Confession: I was a little hesitant when I started reading this. In my experience, shorty story collections tend to live in a zone that's reminiscent of Cds: there are a few standout pieces, but there's a whole lot more that feels like filler. Spoiler (not really): that was not the case here as every single story was intensely raw and human.

That's not to say there weren't standouts; "Sweets" was, in my opinion, the best by a longshot. It was heartbreaking, had the kind of character development that many writers fail to achieve in a 600 page novel and wrapped up in an aesthetically flawless way. Seriously: beautiful story. It outlined the development of a relationship between a Chinese immigrant grandmother and the granddaughter she sees as frivolous (June, who is the focus of three stories and, to some extent, the "glue that holds it all together," if you'll pardon the cliche there), as well as the bond that develops between the grandma and a neighbor child over their shared complicated relationship to gender . It tackles the issue of identity in a way that read as being effortless: it wasn't like there was some message being spoon fed to the reader, it was simple and nuanced.
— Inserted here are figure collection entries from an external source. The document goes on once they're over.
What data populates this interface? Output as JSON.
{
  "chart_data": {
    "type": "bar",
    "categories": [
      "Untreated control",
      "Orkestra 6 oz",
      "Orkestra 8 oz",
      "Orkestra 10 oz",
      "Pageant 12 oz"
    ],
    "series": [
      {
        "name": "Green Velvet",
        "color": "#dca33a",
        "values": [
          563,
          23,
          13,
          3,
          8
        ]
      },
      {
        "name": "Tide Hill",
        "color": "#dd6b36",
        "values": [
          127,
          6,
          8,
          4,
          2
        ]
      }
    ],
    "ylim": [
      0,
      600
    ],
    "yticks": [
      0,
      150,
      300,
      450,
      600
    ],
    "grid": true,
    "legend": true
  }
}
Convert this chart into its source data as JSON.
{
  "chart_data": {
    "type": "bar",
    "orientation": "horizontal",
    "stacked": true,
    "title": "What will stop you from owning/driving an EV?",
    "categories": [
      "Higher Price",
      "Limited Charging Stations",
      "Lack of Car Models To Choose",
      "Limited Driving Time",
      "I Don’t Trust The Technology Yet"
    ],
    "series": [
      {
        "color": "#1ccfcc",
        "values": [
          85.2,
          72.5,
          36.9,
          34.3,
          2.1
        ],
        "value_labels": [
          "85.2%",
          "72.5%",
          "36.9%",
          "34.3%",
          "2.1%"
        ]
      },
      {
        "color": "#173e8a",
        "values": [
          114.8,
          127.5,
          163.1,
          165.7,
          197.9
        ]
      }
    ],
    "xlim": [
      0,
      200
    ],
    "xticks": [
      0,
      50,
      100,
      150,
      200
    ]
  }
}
It was a story that says "here. This is what people are. They are a puzzle of pieces and sometimes those pieces fit, and other times they don't." I feel like I'm failing to capture this story without giving spoilers and while I'm not inherently opposed to spoilers in a book review, I really am for this story because I think I really think it's worth having a somewhat open mind when you go into it. Rambling. I'm rambling. Just read it.